Envisioning a multiuse environment for entrepreneurs, designers, developers, and additional ground floor retail, the 19,974 m2 (215,000-sf) space will act as a connective ligature between institutional, commercial, and historic avenues of the city.
The project will feature an open-air, pedestrian gallery promoting public circulation from the nearby Downtown Mall to Water Street. This is an engaging new approach to the west end of the mall. At the center of the site, there will be an exterior courtyard with a sunken water feature and amphitheater for public and private outdoor events. As the building steps up from the mall to Water Street, one will be able to glimpse a series of planted rooftop terraces. Each of these outdoor terraces will serve as work and gathering spaces for tenants on each floor, and provide panoramic views of the Blue Ridge Mountains.
The project will also provide a variety of retail spaces on its ground floor along with the main lobby entry on the Downtown Mall. A secondary entrance to the lobby will also be provided on Water Street. The Water Street side lobby is spacious and may serve as a coworking studio when not in use as a state-of-the-art 200-plus seat auditorium. The auditorium will serve tenant specific uses and community events.
At the ground floor, the brick façade will be replaced by a glazed storefront to expose a unique public space intended to enliven the street and promote connectivity. An interior plaza will also extend the terminus of Main Street with a direct connection to adjacent Water Street. The move will facilitate access between the adjoining areas and allow further retail space to be integrated into the surrounding pedestrian mall.
The building will include one level of subgrade parking featuring electric vehicle (EV) charging stations. Parking spaces may be converted to alternate uses in anticipation of evolving transportation trends.
Midway through construction, the design team revisited floor plans and design elements for COVID-19 considerations. With research and data on COVID-19 updated daily, the solutions incorporated seemed relevant in a post-COVID world, as well. Incorporating ‘hands-free’ hardware, fixtures, and digital messaging, plus increasing the distance between coworking ‘hotdesking’ seats (along with pre-ordained air quality consideration) ensure the building can open safely regardless of an uncertain future.

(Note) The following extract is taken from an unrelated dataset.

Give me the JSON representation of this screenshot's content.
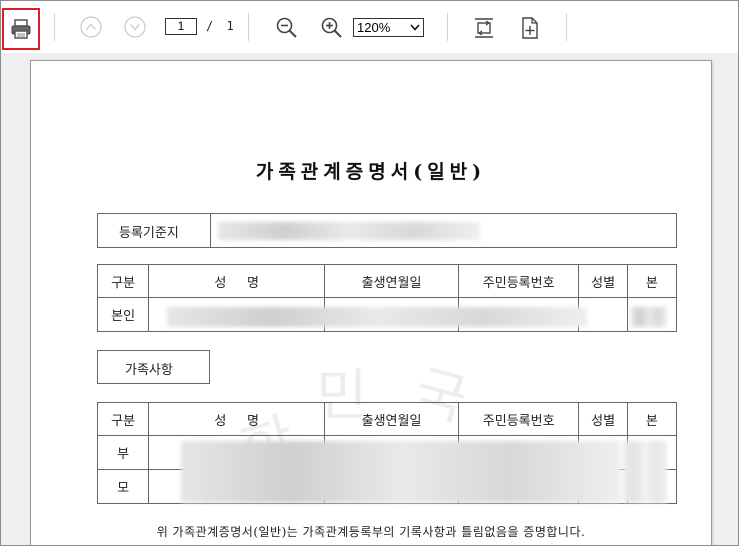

CODE is on track for the Leadership in Energy and Environmental Design (LEED) Platinum certification. The design employs systems and technologies beyond LEED standards increasing fresh air exchange and providing fine-tuned environmental controls allowing for natural ventilation and daylighting.
Additionally, the building was designed to harvest and reuse rainwater for green roof irrigation. The building’s envelope is designed to meet the American Institute of Architects’ (AIA’s) 2030 challenge for efficiency and thermal performance.
The project is estimated to be completed later this year.